Aorta-on-a-chip reveals impaired mitochondrial dynamics as a therapeutic target for aortic aneurysm in bicuspid aortic valve disease

Bicuspid aortic valve (BAV) is the most common congenital cardiovascular disease in general population and is frequently associated with the development of thoracic aortic aneurysm (TAA). There is no effective strategy to intervene with TAA progression due to an incomplete understanding of the pathogenesis. In this study, protein analyses of human aortic tissues showed the insufficient expression of NOTCH1 and impaired mitochondrial dynamics in BAV-TAA. To verify it, we constructed aorta-on-a-chip to replicate the rhythmic tensile on human aorta, on which human aortic smooth muscle cells (HAoSMCs) endured a microenvironment of biomimetic strain unattainable in animal models.
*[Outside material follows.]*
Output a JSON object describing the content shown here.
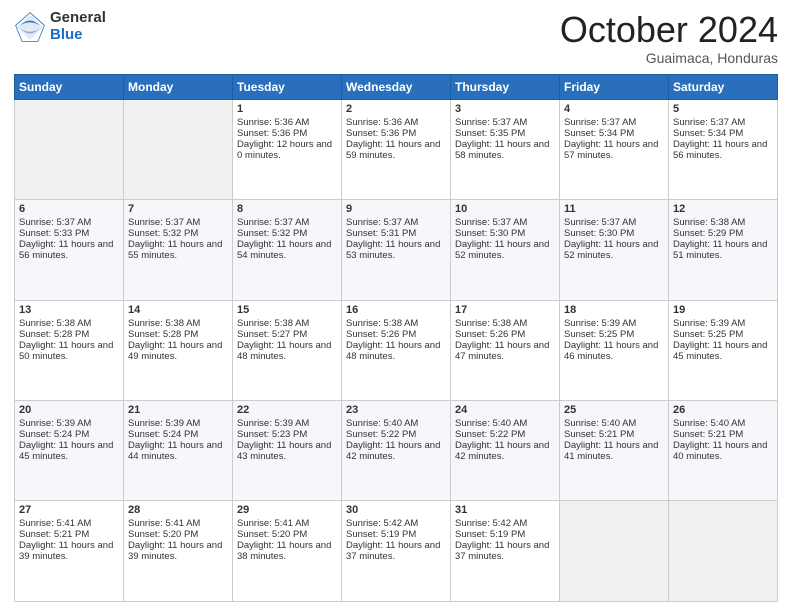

HAoSMCs with NOTCH1-knockdown exhibited reduced contractile phenotype and were accompanied by attenuated mitochondrial fusion. Furthermore, we identified that mitochondrial fusion activators (leflunomide and teriflunomide) or mitochondrial fission inhibitor (Mdivi-1) rescued the mitochondrial dysfunction in HAoSMCs from BAV-TAA patients. These findings suggest that impaired mitochondrial dynamics could be a potential therapeutic target for BAV-TAA.